Rams expose Bears’ offseason delusions in 34-14 stomping to open seasonJason Lieseron September 13, 2021 at 3:11 am

INGLEWOOD, Calif. — This is the time of year when you start to get the truth from the Bears. They won’t tell it to you directly, of course, but Rams defensive stars Jalen Ramsey and Aaron Donald have a way of extracting it on the field.

You can go all offseason claiming everything’s fine, as coach Matt Nagy and general manager Ryan Pace did, and no one can disprove it — until the games start. And when the first game pitted the Bears’ delusion against the Rams’ reality, the decisive 34-14 loss in the opener Sunday can’t be a surprise to anybody who has been looking at them with clear eyes.

It seemed to sink in for Nagy.

”That was real football for everybody,” he said, hinting at how different the Bears looked sparring against themselves in practice, as opposed to tangling with a superb opponent.

”When you become one-dimensional against this team, look out.”

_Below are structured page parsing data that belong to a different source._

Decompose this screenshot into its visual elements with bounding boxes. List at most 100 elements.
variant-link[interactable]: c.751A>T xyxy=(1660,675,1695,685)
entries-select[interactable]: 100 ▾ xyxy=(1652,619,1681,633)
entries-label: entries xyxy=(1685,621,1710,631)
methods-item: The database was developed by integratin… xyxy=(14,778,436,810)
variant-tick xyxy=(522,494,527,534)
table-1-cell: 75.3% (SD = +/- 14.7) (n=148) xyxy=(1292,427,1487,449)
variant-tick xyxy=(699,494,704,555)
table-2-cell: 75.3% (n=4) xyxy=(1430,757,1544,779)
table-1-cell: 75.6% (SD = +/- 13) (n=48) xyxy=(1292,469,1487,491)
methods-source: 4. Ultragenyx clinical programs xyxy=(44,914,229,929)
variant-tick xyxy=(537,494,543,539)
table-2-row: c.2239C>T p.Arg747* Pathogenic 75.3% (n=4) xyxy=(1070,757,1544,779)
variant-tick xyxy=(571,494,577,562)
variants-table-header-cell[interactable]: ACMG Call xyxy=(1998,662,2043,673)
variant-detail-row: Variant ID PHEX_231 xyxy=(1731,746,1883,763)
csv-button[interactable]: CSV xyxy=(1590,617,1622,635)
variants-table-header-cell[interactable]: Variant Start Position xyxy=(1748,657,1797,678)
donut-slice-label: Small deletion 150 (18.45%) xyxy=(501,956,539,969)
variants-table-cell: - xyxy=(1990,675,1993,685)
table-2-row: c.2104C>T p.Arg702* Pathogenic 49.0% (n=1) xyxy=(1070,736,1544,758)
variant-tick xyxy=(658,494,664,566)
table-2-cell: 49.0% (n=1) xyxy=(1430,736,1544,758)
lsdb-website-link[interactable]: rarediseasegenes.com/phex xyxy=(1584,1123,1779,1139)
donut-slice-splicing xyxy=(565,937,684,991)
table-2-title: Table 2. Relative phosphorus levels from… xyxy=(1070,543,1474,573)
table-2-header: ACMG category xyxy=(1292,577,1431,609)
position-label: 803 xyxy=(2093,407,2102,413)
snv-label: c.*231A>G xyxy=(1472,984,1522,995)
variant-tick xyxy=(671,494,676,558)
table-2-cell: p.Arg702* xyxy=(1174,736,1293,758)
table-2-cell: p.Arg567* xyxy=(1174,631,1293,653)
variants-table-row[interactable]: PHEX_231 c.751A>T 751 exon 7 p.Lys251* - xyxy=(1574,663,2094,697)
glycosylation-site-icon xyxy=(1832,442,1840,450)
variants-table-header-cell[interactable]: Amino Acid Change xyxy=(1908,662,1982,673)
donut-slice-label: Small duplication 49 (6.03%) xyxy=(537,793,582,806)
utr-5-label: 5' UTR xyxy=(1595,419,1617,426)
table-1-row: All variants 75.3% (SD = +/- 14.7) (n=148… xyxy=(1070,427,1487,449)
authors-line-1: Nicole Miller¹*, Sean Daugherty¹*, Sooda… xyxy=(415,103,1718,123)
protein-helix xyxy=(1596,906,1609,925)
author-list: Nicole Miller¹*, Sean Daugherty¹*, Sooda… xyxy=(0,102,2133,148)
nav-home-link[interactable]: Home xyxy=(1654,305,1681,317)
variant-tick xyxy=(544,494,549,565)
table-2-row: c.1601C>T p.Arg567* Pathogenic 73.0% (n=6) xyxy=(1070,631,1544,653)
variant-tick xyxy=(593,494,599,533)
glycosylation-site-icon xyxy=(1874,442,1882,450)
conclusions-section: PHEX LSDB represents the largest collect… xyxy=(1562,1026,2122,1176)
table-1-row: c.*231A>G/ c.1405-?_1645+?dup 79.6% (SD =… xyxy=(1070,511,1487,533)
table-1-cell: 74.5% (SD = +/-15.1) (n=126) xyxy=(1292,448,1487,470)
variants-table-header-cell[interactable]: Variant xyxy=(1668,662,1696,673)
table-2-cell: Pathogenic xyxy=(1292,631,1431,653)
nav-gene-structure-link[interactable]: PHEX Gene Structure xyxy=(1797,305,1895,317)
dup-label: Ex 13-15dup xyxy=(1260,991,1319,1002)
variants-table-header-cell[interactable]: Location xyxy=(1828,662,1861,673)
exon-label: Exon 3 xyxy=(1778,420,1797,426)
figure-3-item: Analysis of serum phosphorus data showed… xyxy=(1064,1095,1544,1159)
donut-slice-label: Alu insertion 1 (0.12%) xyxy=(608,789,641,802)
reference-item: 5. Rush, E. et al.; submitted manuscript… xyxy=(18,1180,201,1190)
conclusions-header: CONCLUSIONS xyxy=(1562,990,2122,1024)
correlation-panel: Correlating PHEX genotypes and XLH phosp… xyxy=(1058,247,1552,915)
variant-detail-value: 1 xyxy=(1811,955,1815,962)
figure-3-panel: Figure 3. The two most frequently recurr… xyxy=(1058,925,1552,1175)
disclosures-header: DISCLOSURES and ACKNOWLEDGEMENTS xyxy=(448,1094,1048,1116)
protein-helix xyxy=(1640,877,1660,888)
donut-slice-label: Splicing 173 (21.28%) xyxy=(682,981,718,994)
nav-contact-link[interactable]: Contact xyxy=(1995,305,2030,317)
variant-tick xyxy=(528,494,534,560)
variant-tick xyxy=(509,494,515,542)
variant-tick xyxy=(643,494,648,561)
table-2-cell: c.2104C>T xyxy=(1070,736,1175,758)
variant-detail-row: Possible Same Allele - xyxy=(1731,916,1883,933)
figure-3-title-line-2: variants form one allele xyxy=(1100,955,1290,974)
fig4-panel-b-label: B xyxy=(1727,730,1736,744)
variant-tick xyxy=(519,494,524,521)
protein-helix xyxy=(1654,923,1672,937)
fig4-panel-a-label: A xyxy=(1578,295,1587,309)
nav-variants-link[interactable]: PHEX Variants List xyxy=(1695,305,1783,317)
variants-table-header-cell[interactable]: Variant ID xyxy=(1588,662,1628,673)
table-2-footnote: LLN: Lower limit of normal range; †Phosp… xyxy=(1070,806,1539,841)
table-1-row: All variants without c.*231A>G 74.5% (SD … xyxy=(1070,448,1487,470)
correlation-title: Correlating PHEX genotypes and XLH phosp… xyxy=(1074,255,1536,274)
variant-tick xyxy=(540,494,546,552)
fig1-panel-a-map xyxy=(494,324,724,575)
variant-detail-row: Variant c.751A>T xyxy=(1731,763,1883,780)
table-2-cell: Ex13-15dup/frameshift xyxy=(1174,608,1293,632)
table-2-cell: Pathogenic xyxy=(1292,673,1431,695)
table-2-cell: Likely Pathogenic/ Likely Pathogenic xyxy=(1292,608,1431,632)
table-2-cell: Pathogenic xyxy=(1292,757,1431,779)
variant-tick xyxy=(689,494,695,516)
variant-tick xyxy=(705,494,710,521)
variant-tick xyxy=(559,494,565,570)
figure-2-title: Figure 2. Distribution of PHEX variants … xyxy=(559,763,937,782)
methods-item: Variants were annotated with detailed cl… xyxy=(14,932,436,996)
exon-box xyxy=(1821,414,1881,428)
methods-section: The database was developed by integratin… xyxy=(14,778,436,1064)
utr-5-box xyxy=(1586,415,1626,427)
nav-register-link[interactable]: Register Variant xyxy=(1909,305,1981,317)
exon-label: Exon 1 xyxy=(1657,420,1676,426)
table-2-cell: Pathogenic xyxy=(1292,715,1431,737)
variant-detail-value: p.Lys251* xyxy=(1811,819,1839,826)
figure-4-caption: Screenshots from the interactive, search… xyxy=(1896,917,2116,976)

Well, sure, but that’s true against anyone. And saying his team was one-dimensional implied it at least was doing one thing well, which was a dubious claim on a night in which the Bears managed exactly two plays of 15 yards or longer and scored on two of their eight possessions.

Welcome back to another season of nip-and-tuck offense as the Bears’ offensive line somehow remains a perpetual work in progress, despite mountains of resources being thrown at the problem.

Welcome back to another season of the quarterback bracing for impact the moment he touches the ball, another season of Nagy calling plays that defenders anticipate as though they’ve been sitting in on his meetings and another season of the window closing on the Bears’ defense.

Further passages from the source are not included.